Many students have likely never considered a career path in plant science, but a new course could potentially lead them to the jackpot.

For the fall 2021 semester, Penn State will offer a course centered around the cannabis plant and the hemp industry as a whole.

The course will be a special topics course from the Department of Plant Science called PLANT297, or Hemp Production, centered around the production of hemp, laws regarding hemp production and business aspects of hemp production.

According to Louis Bengyella, an assistant research professor in the department and the course instructor, PLANT297 will prepare anyone for the industry.

“It’s really all that you need to start hemp production,”Bengyella said.

John Kaminski, a professor and associate head of the Department of Plant Science, said a course could not be centered around cannabis in the past because it was deemed illegal.

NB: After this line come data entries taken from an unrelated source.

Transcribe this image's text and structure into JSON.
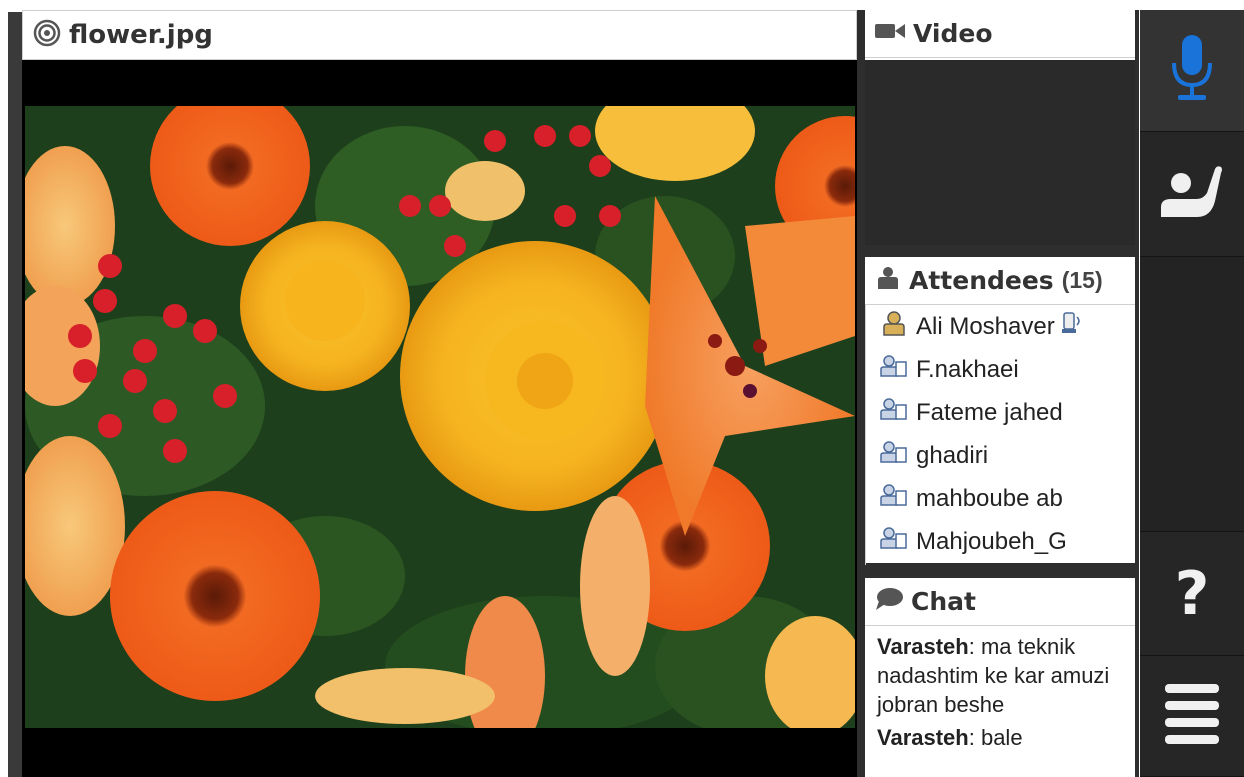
{
  "presentation": {
    "file_name": "flower.jpg",
    "file_icon": "target-icon"
  },
  "video": {
    "title": "Video",
    "icon": "camera-icon"
  },
  "attendees": {
    "title": "Attendees",
    "count": "(15)",
    "icon": "person-icon",
    "items": [
      {
        "name": "Ali Moshaver",
        "role": "presenter"
      },
      {
        "name": "F.nakhaei",
        "role": "attendee"
      },
      {
        "name": "Fateme jahed",
        "role": "attendee"
      },
      {
        "name": "ghadiri",
        "role": "attendee"
      },
      {
        "name": "mahboube ab",
        "role": "attendee"
      },
      {
        "name": "Mahjoubeh_G",
        "role": "attendee"
      }
    ]
  },
  "chat": {
    "title": "Chat",
    "icon": "speech-bubble-icon",
    "messages": [
      {
        "sender": "Varasteh",
        "text": ": ma teknik nadashtim ke kar amuzi jobran beshe"
      },
      {
        "sender": "Varasteh",
        "text": ": bale"
      }
    ]
  },
  "toolbar": {
    "items": [
      "microphone-icon",
      "raise-hand-icon",
      "help-icon",
      "menu-icon"
    ],
    "help_label": "?"
  },
  "colors": {
    "accent_blue": "#1a73d9",
    "panel_dark": "#2e2e2e",
    "sidebar_dark": "#1f1f1f"
  }
}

However, with the 2018 Farm Bill being passed, hemp, which is cannabis with less than 2.3% THC, became legal. Kaminski said this is what allowed the university to start researching the hemp plant.

“Our farmers and those getting involved in hemp production, whether it be for CBD or fiber, there’s not a lot of information out there on how to do it,” Kaminski said. “This seemed like a logical solution to meet the needs of both the students and the growers in the field.”

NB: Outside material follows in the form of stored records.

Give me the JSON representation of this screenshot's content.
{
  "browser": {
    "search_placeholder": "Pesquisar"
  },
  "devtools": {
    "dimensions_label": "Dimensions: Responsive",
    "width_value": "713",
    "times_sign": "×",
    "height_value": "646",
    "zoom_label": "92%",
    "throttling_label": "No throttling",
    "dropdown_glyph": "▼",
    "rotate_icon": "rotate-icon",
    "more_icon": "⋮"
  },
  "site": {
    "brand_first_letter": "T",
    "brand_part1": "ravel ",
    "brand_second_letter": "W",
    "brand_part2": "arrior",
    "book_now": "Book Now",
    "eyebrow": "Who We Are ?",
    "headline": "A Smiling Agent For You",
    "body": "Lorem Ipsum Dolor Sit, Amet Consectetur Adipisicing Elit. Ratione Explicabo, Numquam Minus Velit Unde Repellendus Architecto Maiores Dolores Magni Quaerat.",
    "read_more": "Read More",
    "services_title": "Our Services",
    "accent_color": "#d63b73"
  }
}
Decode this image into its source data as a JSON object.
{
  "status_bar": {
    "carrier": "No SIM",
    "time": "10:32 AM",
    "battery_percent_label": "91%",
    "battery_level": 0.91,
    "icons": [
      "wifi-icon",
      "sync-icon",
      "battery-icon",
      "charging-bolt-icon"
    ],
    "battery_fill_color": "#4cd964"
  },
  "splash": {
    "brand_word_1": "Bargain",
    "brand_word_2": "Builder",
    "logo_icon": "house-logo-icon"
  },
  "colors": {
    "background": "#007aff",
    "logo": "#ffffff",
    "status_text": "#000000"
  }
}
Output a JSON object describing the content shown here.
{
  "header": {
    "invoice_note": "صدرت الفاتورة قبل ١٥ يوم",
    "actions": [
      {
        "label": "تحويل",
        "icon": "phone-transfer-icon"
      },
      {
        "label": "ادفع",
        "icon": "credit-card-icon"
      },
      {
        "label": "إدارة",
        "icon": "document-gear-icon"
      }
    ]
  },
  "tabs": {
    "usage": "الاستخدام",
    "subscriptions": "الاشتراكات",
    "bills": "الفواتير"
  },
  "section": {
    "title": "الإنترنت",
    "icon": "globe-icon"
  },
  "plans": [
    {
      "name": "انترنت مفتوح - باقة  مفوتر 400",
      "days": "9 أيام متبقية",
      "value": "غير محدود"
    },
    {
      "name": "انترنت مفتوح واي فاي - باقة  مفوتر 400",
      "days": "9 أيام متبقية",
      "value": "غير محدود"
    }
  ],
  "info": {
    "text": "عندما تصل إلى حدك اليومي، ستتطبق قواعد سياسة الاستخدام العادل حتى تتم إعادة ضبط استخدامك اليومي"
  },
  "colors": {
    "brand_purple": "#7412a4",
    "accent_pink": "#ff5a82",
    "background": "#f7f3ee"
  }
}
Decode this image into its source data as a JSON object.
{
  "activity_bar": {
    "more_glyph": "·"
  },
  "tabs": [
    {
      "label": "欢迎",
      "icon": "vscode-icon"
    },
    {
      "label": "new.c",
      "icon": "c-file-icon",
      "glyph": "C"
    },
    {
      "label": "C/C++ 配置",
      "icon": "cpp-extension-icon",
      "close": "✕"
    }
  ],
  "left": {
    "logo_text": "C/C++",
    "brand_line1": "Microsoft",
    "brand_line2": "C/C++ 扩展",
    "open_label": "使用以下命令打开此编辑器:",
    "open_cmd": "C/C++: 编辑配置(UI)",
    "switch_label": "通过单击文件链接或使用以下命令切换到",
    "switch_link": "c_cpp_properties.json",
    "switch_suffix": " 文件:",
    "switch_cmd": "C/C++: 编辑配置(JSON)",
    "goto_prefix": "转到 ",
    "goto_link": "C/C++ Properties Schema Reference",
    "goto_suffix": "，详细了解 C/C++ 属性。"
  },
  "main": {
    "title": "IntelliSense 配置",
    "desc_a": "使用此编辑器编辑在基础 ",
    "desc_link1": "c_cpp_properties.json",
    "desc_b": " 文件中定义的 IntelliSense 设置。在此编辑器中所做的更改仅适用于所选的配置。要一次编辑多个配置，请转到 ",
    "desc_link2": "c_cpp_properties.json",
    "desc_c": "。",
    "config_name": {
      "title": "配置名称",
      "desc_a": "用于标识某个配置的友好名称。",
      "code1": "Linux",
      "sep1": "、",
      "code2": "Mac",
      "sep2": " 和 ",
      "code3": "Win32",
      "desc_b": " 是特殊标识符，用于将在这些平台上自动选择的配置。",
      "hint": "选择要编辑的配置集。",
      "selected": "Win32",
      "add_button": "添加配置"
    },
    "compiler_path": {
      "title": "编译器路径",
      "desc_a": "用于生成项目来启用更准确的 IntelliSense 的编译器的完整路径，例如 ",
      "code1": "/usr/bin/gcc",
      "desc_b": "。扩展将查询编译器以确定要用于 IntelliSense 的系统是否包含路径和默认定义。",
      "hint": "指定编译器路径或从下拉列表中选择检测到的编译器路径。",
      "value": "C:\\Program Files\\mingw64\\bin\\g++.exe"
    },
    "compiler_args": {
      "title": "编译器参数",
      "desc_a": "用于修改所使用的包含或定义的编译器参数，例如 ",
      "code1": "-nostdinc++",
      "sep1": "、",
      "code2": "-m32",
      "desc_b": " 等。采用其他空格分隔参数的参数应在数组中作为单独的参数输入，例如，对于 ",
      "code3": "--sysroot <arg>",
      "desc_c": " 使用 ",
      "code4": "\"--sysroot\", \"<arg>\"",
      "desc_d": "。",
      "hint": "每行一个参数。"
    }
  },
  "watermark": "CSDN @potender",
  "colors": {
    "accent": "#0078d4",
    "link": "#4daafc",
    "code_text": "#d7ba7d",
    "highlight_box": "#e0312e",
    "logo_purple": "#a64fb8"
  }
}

Kaminski said he was interested in developing a course around hemp for several years and was inspired by hemp courses at other universities, like the University of Connecticut and Cornell University. He said he felt it could attract more students into studying plant science.

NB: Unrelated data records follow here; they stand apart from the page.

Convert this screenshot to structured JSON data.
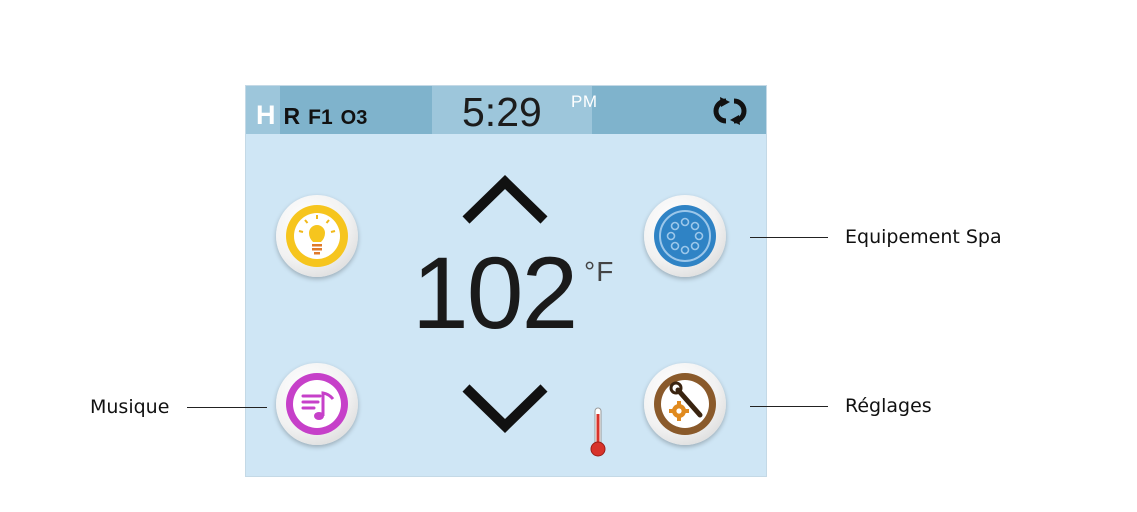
{
  "status_bar": {
    "indicators": [
      "H",
      "R",
      "F1",
      "O3"
    ],
    "time": "5:29",
    "ampm": "PM",
    "refresh_icon": "refresh-icon"
  },
  "temperature": {
    "value": "102",
    "unit": "°F"
  },
  "buttons": {
    "light": {
      "icon": "lightbulb-icon",
      "color": "#f4c21f"
    },
    "spa_equipment": {
      "icon": "spa-jets-icon",
      "color": "#2f83c5"
    },
    "music": {
      "icon": "music-icon",
      "color": "#c640c9"
    },
    "settings": {
      "icon": "tools-gear-icon",
      "color": "#8a5a2b"
    }
  },
  "callouts": {
    "spa_equipment": "Equipement Spa",
    "music": "Musique",
    "settings": "Réglages"
  },
  "colors": {
    "panel_background": "#cfe6f5",
    "status_bar": "#7fb3cc"
  }
}
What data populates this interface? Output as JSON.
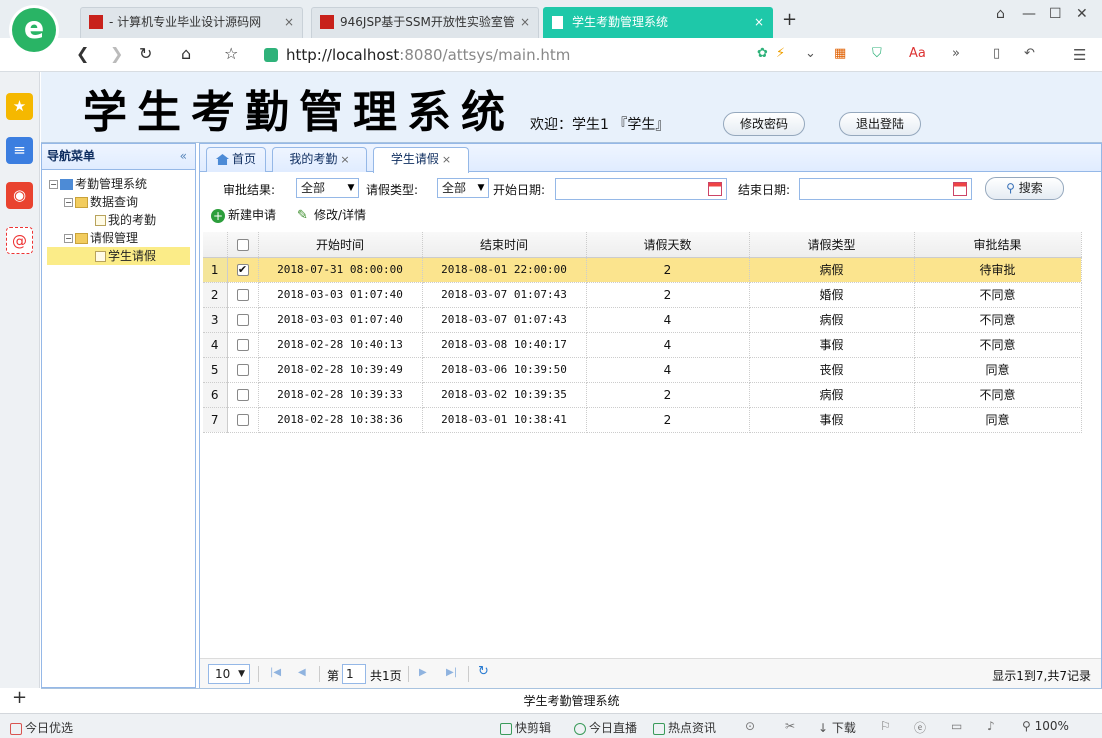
{
  "browser": {
    "tabs": [
      {
        "label": "- 计算机专业毕业设计源码网",
        "close": "×"
      },
      {
        "label": "946JSP基于SSM开放性实验室管",
        "close": "×"
      },
      {
        "label": "学生考勤管理系统",
        "close": "×"
      }
    ],
    "new_tab": "+",
    "url_host": "http://localhost",
    "url_rest": ":8080/attsys/main.htm"
  },
  "header": {
    "system_title": "学生考勤管理系统",
    "welcome": "欢迎：学生1 『学生』",
    "change_password_label": "修改密码",
    "logout_label": "退出登陆"
  },
  "nav": {
    "title": "导航菜单",
    "collapse": "«",
    "tree": {
      "root": "考勤管理系统",
      "group1": "数据查询",
      "group1_item1": "我的考勤",
      "group2": "请假管理",
      "group2_item1": "学生请假"
    }
  },
  "tabs": {
    "home": "首页",
    "attendance": "我的考勤",
    "leave": "学生请假",
    "close": "×"
  },
  "filters": {
    "approval_label": "审批结果:",
    "approval_value": "全部",
    "type_label": "请假类型:",
    "type_value": "全部",
    "start_label": "开始日期:",
    "end_label": "结束日期:",
    "search_label": "搜索"
  },
  "actions": {
    "new_label": "新建申请",
    "edit_label": "修改/详情"
  },
  "grid": {
    "columns": {
      "start": "开始时间",
      "end": "结束时间",
      "days": "请假天数",
      "type": "请假类型",
      "result": "审批结果"
    },
    "rows": [
      {
        "n": "1",
        "start": "2018-07-31 08:00:00",
        "end": "2018-08-01 22:00:00",
        "days": "2",
        "type": "病假",
        "result": "待审批"
      },
      {
        "n": "2",
        "start": "2018-03-03 01:07:40",
        "end": "2018-03-07 01:07:43",
        "days": "2",
        "type": "婚假",
        "result": "不同意"
      },
      {
        "n": "3",
        "start": "2018-03-03 01:07:40",
        "end": "2018-03-07 01:07:43",
        "days": "4",
        "type": "病假",
        "result": "不同意"
      },
      {
        "n": "4",
        "start": "2018-02-28 10:40:13",
        "end": "2018-03-08 10:40:17",
        "days": "4",
        "type": "事假",
        "result": "不同意"
      },
      {
        "n": "5",
        "start": "2018-02-28 10:39:49",
        "end": "2018-03-06 10:39:50",
        "days": "4",
        "type": "丧假",
        "result": "同意"
      },
      {
        "n": "6",
        "start": "2018-02-28 10:39:33",
        "end": "2018-03-02 10:39:35",
        "days": "2",
        "type": "病假",
        "result": "不同意"
      },
      {
        "n": "7",
        "start": "2018-02-28 10:38:36",
        "end": "2018-03-01 10:38:41",
        "days": "2",
        "type": "事假",
        "result": "同意"
      }
    ]
  },
  "pager": {
    "page_size": "10",
    "page_prefix": "第",
    "page_value": "1",
    "page_total": "共1页",
    "summary": "显示1到7,共7记录"
  },
  "footer": {
    "text": "学生考勤管理系统"
  },
  "statusbar": {
    "left": "今日优选",
    "items": [
      "快剪辑",
      "今日直播",
      "热点资讯",
      "下载"
    ],
    "zoom": "100%"
  }
}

“It was a long process to get it approved because the university just wasn’t sure about it,” Kaminski said. “It’s a very new plant in Pennsylvania.”

Kaminski said he approached Bengyella to be the instructor for the course because Bengyella previously worked for a company in Washington that produced cannabis legally. Kaminski said there was a national search to find an instructor for the course, and they felt Bengyella was a “natural fit” when he applied.

Bengyella said he feels hemp production could be a very profitable industry for Penn State students, and he believes it could be worth billions in the next few years.

“[Hemp production] is something that generates a lot of income if you go into the business legally,” Bengyella said. “I really feel like there is a lot of opportunity, and the students who we have currently in our department have a unique opportunity.”

Bengyella said hemp research at universities is growing. He mentioned the University of Oregon, University of California, Davis, University of Kentucky, University of Wisconsin-Madison and Montana State University, which all have programs on hemp production.

“Universities are now going completely mainstream with cannabis production-related courses,” Bengyella said.

Kaminski said he wanted to make the course applicable for natural science general education credits, because he felt this course could appeal to students of different backgrounds.

“It could be someone who is a business major or someone who is interested in agricultural economics,” Kaminski said. “We feel because hemp is becoming such a huge business, the class will attract students from all throughout the university.”


Alyssa Collins, an associate research professor in the Penn State Department of Plant Pathology and Environmental Microbiology, contributed some assistance in the creation of the course. She said she also feels this course could provide good opportunities for Penn State students.

“A course like this will give [students] a richer understanding of the biological sciences in a way that makes them better business people, engineers, marketing specialists and citizens of the world in general,” Collins said via email.

Collins said she thinks cannabis courses and curricula can be a “gateway” to other subjects within STEM, specifically in plant production.

“People are interested in hemp and other cannabis crops for many reasons, and plenty of these folks may not have considered a career in plant science until they begin to learn more about it,” Collins said.

One aspect Collins noted is the course will not be stagnant because the hemp industry is “constantly changing.”

“While the basics will remain the same, the context and information will constantly change to reflect the latest developments in the industry as the market, policy, and best management practices progress and mature with new understanding,” Collins said.

Collins added she thinks this course could inspire more classes on hemp and cannabis at Penn State.

“I hope to see subsequent offerings for students to explore so that we can really prepare graduates to be nimble in an ever-changing market.”